Stéphanie Bacquere et Marie-Noéline Viguié agissent depuis une dizaine d’années dans l’écosystème numérique. Dans leur livre “Makestorming, guide du Corporate Hacking” sorti le 2 juin 2016 dans toutes les bonnes librairies, elles appellent les salariés à hacker leur entreprise pour la transformer. Un appel qui s’accompagne d’outils et méthodes pour généraliser des pratiques plus agiles et collaboratives.
Alors que de nombreux discours sur la transformation numérique l’abordent de façon descendante, organisée, prescrite, Makestorming est une démarche à destination des salariés. Pourquoi choisir de s’adresser à eux ?
Pour dépasser l’anecdote ! On entend beaucoup parler de Chief Happiness Officer, d’entreprise libérée mais ce sont toujours les mêmes cas qui ressortent depuis des années : Zappos, Patagonia, Poult, Favi. Ce sont de belles histoires qu’on aime mais à chaque fois, il a fallu qu’un leader éclairé impulse la démarche.
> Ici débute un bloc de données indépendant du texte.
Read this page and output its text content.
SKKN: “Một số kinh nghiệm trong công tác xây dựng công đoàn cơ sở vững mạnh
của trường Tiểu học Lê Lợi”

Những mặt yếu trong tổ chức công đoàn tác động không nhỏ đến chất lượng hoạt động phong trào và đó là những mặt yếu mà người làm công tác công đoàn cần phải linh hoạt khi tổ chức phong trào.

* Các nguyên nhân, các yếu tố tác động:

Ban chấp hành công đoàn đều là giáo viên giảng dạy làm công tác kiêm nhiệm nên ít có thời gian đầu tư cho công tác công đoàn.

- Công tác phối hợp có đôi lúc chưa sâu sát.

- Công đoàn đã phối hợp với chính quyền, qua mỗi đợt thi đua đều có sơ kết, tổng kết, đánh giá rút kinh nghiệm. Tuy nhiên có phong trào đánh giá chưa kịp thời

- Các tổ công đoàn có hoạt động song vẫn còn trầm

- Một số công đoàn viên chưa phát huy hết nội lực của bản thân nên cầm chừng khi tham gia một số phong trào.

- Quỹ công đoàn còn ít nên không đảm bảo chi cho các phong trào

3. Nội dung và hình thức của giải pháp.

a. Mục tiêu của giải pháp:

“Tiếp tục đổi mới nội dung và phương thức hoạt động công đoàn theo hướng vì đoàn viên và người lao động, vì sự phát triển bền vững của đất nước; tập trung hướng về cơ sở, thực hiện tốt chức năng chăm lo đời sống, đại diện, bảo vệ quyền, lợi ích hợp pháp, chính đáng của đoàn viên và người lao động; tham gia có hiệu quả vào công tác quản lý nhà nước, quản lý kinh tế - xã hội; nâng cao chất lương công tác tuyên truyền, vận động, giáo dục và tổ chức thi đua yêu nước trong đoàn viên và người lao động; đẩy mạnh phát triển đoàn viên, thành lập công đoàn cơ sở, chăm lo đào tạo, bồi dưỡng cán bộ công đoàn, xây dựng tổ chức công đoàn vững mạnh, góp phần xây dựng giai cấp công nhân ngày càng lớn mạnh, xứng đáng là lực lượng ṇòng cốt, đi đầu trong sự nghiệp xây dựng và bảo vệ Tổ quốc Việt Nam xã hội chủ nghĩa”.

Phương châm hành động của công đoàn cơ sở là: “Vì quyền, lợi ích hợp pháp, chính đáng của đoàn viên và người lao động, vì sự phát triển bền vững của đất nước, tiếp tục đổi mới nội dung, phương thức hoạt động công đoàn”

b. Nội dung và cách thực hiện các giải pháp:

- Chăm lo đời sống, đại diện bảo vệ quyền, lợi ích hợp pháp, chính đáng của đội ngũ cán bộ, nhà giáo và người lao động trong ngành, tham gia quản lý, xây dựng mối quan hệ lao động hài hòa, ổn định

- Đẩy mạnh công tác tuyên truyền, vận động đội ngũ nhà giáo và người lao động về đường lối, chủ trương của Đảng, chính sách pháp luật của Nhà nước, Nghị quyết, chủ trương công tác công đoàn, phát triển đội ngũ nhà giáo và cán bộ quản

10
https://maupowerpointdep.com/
A l’autre bout du spectre, dans toutes les autres grandes entreprises on constate la même chose : des process qui virent à l’absurde, l’impossibilité pour beaucoup de faire ce qu’ils pensent bon pour des raisons politiques ou d’organisation en silo, l’impossibilité d’accéder à des outils de travail pertinents sous couvert de sécurité, la difficulté a travailler avec certains prestataires car non référencés, etc, etc….
Nous avons développé le Makestorming pour “démocratiser” la transformation numérique, la rendre possible et accessibles à tous. Nous parlons de “corporate hacking” parce que la transformation numérique c’est le travail en réseau, la compétence qui prime sur la hiérarchie, le droit de penser et d’agir qui est distribué et non réservé à la direction.
C’est un antagonisme de prôner la transformation numérique et de dire qu’elle doit être impulsée, managée, par le haut en mode descendant.
C’est un antagonisme de prôner la transformation numérique et de dire qu’elle doit être impulsée, managée, par le haut en mode descendant. Ca met encore tout le monde dans une posture d’attente, de passivité, alors que l’action et le changement sont dans les mains de tous. Il faut arrêter d’attendre “papa”.
Vous considérez que seuls les salariés sont en situation de réaliser la transformation culturelle induite par le numérique ?
Nous pensons que cette transformation culturelle est l’affaire de tous. Les salariés doivent commencer à la réaliser même si elle n’a pas été impulsée. Dans les start-ups ou les communautés, personne ne décrète “ Travaillons en mode numérique”, on ne parle pas de transformation numérique, on la vit. C’est ce que nous souhaitons rendre possible : réaliser la transformation numérique au quotidien, dans ses pratiques et ses projets.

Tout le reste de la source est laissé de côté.